The wide-ranging ant-acacia Acacia cornigera  may rarely hybridize with the non-ant-acacia A. pennatula  . The only specimen seen of this probable hybrid was a 2-m-tall sapling collected in a pasture where both parent species were common. The only other acacia species present was Acacia macracantha  . The dense pubescence of this hybrid, however, suggests that A. pennatula  is the non-ant-acacia parent.
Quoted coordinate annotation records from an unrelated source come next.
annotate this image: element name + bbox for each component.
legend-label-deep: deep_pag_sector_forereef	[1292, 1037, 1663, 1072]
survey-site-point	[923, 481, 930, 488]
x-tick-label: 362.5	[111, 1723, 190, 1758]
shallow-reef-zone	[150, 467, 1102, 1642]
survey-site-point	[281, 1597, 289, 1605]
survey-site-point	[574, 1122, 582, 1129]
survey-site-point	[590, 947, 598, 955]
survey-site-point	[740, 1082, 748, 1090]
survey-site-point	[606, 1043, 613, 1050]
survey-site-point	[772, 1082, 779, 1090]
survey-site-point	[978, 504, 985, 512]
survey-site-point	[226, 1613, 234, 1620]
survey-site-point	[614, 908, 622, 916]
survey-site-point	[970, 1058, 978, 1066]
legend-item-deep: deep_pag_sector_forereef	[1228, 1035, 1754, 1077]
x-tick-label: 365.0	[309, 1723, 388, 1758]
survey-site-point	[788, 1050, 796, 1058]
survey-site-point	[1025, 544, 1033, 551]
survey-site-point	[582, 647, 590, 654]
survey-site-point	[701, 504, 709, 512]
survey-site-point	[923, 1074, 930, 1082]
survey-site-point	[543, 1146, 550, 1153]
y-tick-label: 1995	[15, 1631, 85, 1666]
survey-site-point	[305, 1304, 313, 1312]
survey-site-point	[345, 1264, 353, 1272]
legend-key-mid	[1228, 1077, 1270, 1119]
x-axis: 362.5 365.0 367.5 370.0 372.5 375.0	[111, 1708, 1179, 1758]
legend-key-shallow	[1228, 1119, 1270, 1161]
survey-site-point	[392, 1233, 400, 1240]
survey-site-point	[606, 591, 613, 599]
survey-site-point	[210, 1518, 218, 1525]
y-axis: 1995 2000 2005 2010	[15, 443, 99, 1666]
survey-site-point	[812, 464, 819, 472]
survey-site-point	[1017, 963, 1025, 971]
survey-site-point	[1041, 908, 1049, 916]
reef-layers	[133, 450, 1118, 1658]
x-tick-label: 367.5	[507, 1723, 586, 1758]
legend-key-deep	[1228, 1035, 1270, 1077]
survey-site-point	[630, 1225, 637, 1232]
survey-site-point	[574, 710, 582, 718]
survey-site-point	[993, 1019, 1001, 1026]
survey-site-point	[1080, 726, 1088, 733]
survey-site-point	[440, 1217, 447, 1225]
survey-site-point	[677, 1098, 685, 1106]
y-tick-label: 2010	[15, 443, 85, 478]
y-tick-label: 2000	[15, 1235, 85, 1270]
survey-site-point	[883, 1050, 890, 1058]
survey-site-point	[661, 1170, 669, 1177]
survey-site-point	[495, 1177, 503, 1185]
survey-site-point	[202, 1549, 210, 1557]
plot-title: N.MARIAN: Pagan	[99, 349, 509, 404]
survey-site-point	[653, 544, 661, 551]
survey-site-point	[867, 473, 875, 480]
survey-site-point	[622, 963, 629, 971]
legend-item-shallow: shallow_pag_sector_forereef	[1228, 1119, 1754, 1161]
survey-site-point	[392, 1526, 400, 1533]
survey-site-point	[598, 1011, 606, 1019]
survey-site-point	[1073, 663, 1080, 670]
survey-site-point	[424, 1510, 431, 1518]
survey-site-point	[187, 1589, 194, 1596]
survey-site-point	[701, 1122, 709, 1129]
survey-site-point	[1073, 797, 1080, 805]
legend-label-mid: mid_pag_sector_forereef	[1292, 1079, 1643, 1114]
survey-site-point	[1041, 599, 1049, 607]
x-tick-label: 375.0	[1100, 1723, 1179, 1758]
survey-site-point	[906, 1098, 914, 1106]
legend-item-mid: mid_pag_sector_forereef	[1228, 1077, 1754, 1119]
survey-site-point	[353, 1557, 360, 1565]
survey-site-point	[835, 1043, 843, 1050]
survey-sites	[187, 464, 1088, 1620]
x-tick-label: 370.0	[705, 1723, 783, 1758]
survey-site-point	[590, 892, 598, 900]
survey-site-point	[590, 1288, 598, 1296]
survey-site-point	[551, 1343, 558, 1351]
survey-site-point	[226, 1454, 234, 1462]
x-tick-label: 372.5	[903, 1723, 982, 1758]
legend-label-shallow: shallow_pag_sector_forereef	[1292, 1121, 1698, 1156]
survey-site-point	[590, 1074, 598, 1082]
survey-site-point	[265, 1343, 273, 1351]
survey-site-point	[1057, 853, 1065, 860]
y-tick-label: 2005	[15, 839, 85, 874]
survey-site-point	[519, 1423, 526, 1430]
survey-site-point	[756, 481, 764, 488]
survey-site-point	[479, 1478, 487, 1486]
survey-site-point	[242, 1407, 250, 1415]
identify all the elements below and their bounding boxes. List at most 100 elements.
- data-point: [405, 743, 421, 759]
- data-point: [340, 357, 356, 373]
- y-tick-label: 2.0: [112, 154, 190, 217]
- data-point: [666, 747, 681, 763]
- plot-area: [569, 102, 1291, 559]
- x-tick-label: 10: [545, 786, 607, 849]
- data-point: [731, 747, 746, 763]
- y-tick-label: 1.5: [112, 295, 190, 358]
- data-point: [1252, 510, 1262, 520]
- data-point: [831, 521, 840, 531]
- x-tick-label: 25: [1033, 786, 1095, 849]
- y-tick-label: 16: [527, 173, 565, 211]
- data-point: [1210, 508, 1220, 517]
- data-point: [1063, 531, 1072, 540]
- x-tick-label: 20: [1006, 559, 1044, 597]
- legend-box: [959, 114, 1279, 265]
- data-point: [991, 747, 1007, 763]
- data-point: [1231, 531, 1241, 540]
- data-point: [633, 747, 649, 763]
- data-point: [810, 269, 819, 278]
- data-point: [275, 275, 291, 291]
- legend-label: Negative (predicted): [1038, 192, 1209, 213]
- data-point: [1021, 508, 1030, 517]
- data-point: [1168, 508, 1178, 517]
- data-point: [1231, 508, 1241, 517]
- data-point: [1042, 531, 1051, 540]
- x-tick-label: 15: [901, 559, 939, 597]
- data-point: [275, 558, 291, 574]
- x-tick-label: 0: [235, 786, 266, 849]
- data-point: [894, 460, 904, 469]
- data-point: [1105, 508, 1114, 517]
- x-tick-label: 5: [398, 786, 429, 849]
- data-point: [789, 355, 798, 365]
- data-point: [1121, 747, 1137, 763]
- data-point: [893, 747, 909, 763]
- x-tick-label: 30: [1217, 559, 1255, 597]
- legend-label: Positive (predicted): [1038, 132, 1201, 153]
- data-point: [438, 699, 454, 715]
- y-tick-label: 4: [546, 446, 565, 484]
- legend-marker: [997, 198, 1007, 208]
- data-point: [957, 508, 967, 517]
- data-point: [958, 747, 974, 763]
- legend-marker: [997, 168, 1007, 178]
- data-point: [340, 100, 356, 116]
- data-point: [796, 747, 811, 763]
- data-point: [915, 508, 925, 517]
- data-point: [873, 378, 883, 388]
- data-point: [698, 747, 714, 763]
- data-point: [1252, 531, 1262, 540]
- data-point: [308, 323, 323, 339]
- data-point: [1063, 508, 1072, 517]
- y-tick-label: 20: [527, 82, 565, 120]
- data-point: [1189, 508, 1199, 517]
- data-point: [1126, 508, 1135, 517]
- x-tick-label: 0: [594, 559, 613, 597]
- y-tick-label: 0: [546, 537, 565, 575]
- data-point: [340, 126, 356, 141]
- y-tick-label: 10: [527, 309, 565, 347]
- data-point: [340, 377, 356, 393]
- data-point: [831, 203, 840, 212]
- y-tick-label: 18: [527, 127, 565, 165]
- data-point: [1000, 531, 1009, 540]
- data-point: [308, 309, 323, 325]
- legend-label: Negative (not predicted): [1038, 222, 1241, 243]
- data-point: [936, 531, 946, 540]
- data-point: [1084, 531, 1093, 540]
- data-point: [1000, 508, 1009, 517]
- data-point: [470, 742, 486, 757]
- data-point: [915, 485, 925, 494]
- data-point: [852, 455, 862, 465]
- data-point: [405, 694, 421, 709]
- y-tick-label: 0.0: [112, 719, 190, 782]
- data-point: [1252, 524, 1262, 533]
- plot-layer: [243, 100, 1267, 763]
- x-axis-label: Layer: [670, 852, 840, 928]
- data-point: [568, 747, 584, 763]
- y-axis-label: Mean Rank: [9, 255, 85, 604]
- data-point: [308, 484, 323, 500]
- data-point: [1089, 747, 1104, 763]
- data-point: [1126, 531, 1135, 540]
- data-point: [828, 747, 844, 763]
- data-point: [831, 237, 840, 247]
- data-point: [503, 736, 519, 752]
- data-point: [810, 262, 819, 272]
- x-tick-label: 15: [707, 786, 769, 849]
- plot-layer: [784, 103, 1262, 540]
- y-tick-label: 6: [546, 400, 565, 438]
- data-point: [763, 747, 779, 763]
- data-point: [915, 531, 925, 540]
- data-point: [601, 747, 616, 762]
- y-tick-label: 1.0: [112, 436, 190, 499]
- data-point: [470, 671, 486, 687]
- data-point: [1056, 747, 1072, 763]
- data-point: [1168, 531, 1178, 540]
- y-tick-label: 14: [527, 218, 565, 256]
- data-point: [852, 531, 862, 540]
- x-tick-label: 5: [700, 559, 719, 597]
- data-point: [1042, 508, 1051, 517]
Not only are the twigs and spines densely puberulent, but the leaflets are lightly puberulent and ciliate, while the columnar rachis glands with a depressed apex are similar to those found in A. pennatula  . The enlarged spines, the presence of Beltian bodies on the lower 1-2 leaflets of some pinnae, and the well-developed rachis and petiolar glands indicate a relationship to an ant-acacia species. Because A. cornigera  is the only ant-acacia known to occur in this part of Mexico, it is probably the ant-acacia parent. However, the relatively small leaflets generally lack secondary veins, and the petiolar glands differ from the canoe-shaped glands of typical A. cornigera  . Final determination must await flowering and fruiting material (Ebinger & Seigler, 1992).